Get out the microscope, because we’re going through this poem line-by-line.
Lines 1-2
Who has seen the wind?
Neither I nor you:
- The speaker opens with the question that the entire poem revolves around: "Who has seen the wind?" We know that this question (and first line) is also the poem's title, which is a pretty conventional way to start a poem.
- Remember, we're dealing with the Victorian era here, when poets weren't looking to be all experimental and modern. They followed the rules, in other words, and used popular meters and forms quite often. Check out "Form and Meter" for more.
- So who has seen the wind? No one. The speaker is also assuming in line 2 that there's no way we would have ever seen the wind either. She's kind of calling our bluff, just in case we felt like being cheeky.
- We notice that the speaker is also using first-person point of view in line 2. So she's speaking to us from a personal perspective, which makes us feel like she's talking directly to us.
- In other words, the speaker is kind of telling us what's what, similar to the way a parent might explain things to their kids.
- Notice we have a sort of clear meter in both lines: a headless iambic trimeter, which is just fancy (gruesome) talk for an unstressed/stressed syllabic pattern that has a total of three stressed syllables in each line. It's "headless" because it's missing that initial unstressed syllable in the beginning of the line. So it goes a little somethin' like this: DAdumDAdumDA.
- Why the fancy meter? We talk more about that in "Form and Meter," but for now we can assume that such a catchy sound pattern helps make nursery rhymes like this stick. It's easy to predict the sound (and sometimes the words) that will come next.

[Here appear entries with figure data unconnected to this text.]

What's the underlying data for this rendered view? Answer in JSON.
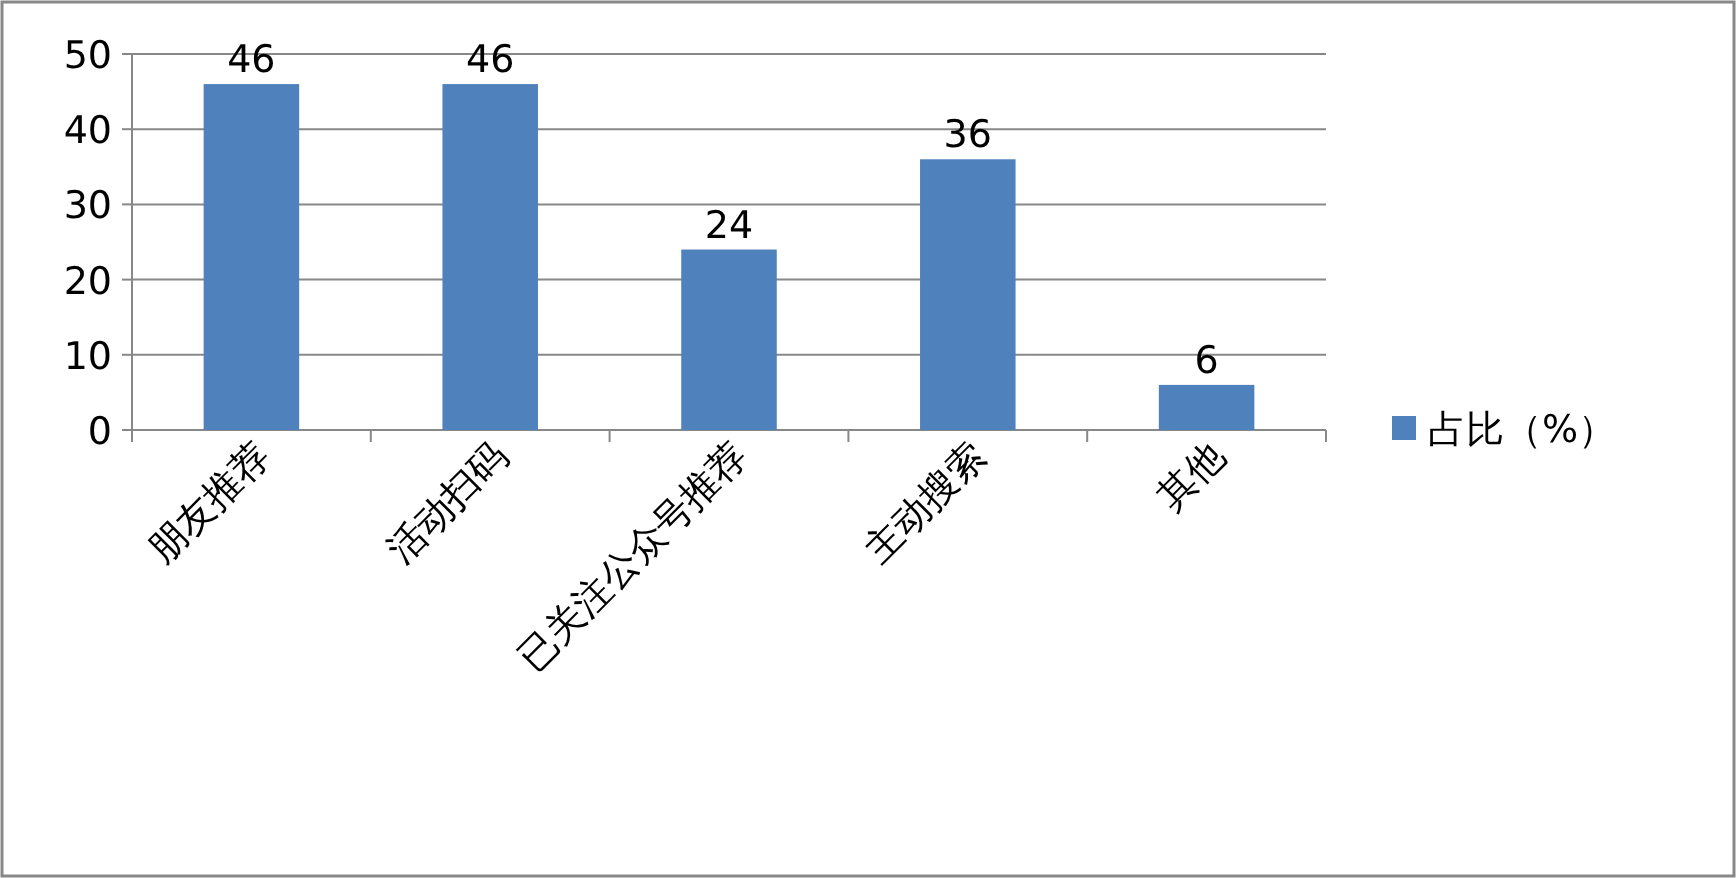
{
  "chart_data": {
    "type": "bar",
    "categories": [
      "朋友推荐",
      "活动扫码",
      "已关注公众号推荐",
      "主动搜索",
      "其他"
    ],
    "series": [
      {
        "name": "占比（%）",
        "color": "#4f81bd",
        "values": [
          46,
          46,
          24,
          36,
          6
        ]
      }
    ],
    "ylim": [
      0,
      50
    ],
    "yticks": [
      0,
      10,
      20,
      30,
      40,
      50
    ],
    "grid": "y",
    "data_labels": true,
    "legend": "right"
  }
}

- So it can also be a useful learning tool for little kids.
Lines 3-4
But when the leaves hang trembling,
The wind is passing through.
- In line 3 we have a bit of personification. That's another literary device that's always appreciated by the kiddos. The figurative language we see here describes the moving leaves as "trembling," which is something people usually do rather than leaves.
- So suddenly we're comparing a tree's leaves to a trembling person, which adds a fun layer to our imagination. And why are the leaves trembling? Because the wind is "passing through" in its mysterious and invisible way.

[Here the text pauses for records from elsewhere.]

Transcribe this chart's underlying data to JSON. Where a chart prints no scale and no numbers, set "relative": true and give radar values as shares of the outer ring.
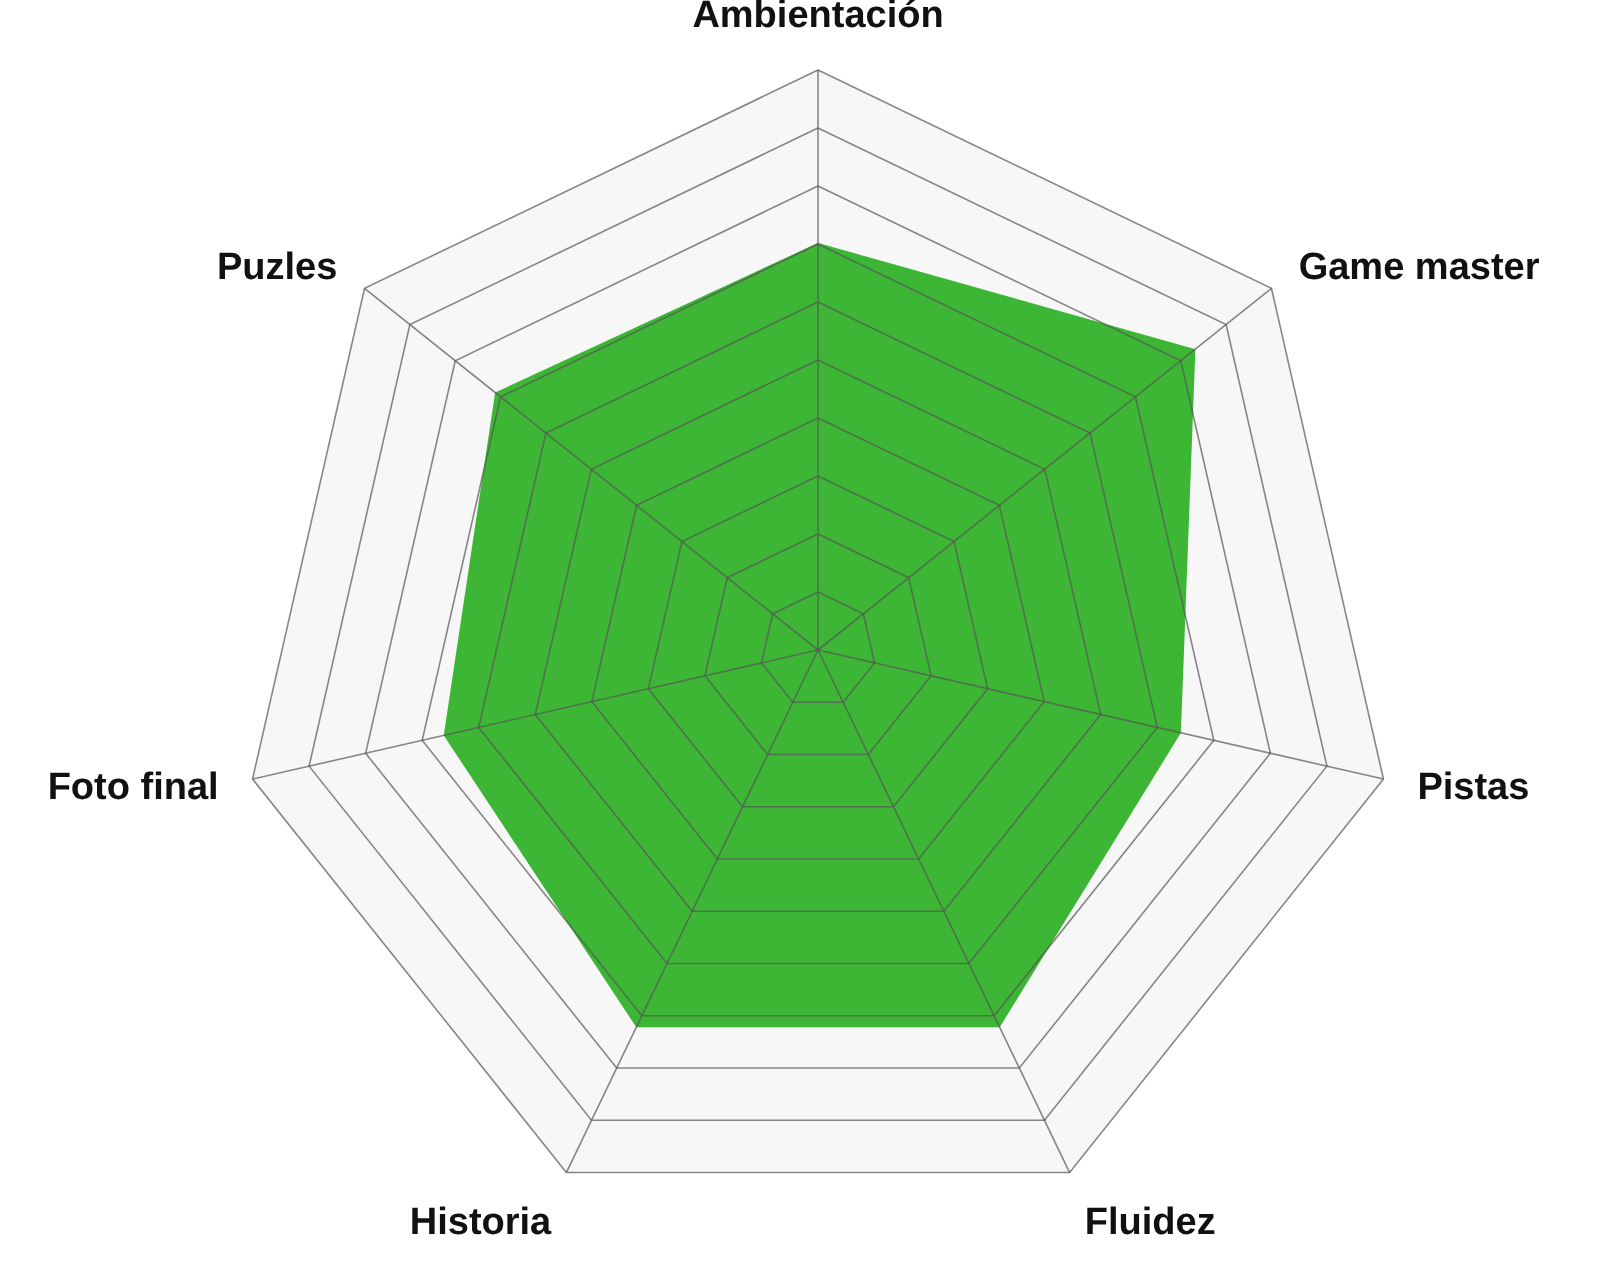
{
  "chart_data": {
    "type": "radar",
    "categories": [
      "Ambientación",
      "Game master",
      "Pistas",
      "Fluidez",
      "Historia",
      "Foto final",
      "Puzles"
    ],
    "series": [
      {
        "color": "#3cb634",
        "values": [
          0.7,
          0.83,
          0.64,
          0.72,
          0.72,
          0.66,
          0.71
        ]
      }
    ],
    "relative": true,
    "grid": true
  }
}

- Although we can't "see" the wind, we know it's there since the leaves are moving around. The wind is invisible in the poem just like it is in real life, so the speaker isn't looking to make the wind appear as something different from what it is. She's keeping things relatively real.

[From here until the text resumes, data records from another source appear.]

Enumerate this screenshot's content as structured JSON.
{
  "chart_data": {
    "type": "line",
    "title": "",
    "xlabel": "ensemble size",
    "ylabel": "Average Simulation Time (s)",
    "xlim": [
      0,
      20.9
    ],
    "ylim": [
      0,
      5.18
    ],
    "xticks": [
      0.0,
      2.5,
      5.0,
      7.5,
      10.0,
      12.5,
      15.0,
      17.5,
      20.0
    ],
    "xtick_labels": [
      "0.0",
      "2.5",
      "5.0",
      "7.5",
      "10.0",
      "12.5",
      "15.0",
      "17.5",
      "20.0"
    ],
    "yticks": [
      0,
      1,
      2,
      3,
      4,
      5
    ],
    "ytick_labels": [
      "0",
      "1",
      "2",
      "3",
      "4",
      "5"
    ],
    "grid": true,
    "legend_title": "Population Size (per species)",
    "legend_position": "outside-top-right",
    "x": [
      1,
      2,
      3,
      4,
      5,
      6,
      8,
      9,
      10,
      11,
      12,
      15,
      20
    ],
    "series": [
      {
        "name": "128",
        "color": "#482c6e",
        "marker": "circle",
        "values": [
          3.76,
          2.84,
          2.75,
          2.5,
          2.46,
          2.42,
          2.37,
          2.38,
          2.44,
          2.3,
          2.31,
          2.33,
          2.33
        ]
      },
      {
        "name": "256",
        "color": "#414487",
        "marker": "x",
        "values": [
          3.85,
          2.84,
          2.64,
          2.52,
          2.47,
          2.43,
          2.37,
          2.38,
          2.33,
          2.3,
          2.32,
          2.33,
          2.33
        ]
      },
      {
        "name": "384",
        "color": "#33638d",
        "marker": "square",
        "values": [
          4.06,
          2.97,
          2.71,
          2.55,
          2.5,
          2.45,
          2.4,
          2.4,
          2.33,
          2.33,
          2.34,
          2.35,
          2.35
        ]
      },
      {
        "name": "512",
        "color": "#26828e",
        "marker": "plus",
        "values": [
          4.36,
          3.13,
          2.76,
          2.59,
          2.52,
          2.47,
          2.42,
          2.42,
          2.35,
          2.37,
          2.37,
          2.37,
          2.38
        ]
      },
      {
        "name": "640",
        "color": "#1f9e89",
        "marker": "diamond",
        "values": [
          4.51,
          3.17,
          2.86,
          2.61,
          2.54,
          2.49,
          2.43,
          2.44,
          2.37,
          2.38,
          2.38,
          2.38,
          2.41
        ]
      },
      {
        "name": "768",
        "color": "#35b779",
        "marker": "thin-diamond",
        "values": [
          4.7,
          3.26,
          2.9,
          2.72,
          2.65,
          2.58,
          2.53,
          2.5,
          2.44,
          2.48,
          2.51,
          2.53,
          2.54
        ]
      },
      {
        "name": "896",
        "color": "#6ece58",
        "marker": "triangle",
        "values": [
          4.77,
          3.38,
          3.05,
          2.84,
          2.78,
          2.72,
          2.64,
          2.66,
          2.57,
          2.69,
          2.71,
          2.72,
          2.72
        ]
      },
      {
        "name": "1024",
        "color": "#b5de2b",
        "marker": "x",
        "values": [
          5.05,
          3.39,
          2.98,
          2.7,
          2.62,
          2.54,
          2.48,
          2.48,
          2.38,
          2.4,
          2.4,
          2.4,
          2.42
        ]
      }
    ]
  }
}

- Notice the speaker's simplicity in the way she describes things. Aside from the hint of personification, she sounds pretty straightforward. No fancy lingo here. And her simple descriptions mimic the way nature works, without any elaborate show or purpose. The wind is "passing through," in a rather effortless way.
- We have a different kind of meter in these lines too: line 3 is written in iambic tetrameter (daDUM) with a total of four stressed syllables. Line 4 is in iambic trimeter (daDUM again) with a total of three stressed syllables.
- Catchy? Check. Predictable? Check. Again, the meter's really sticking this poem in our minds.
- And finally, notice that we have a perfect end rhyme between the "you" in line 2 and the "through" here in line 4. Now we know for sure that we're dealing with a neat little nursery rhyme.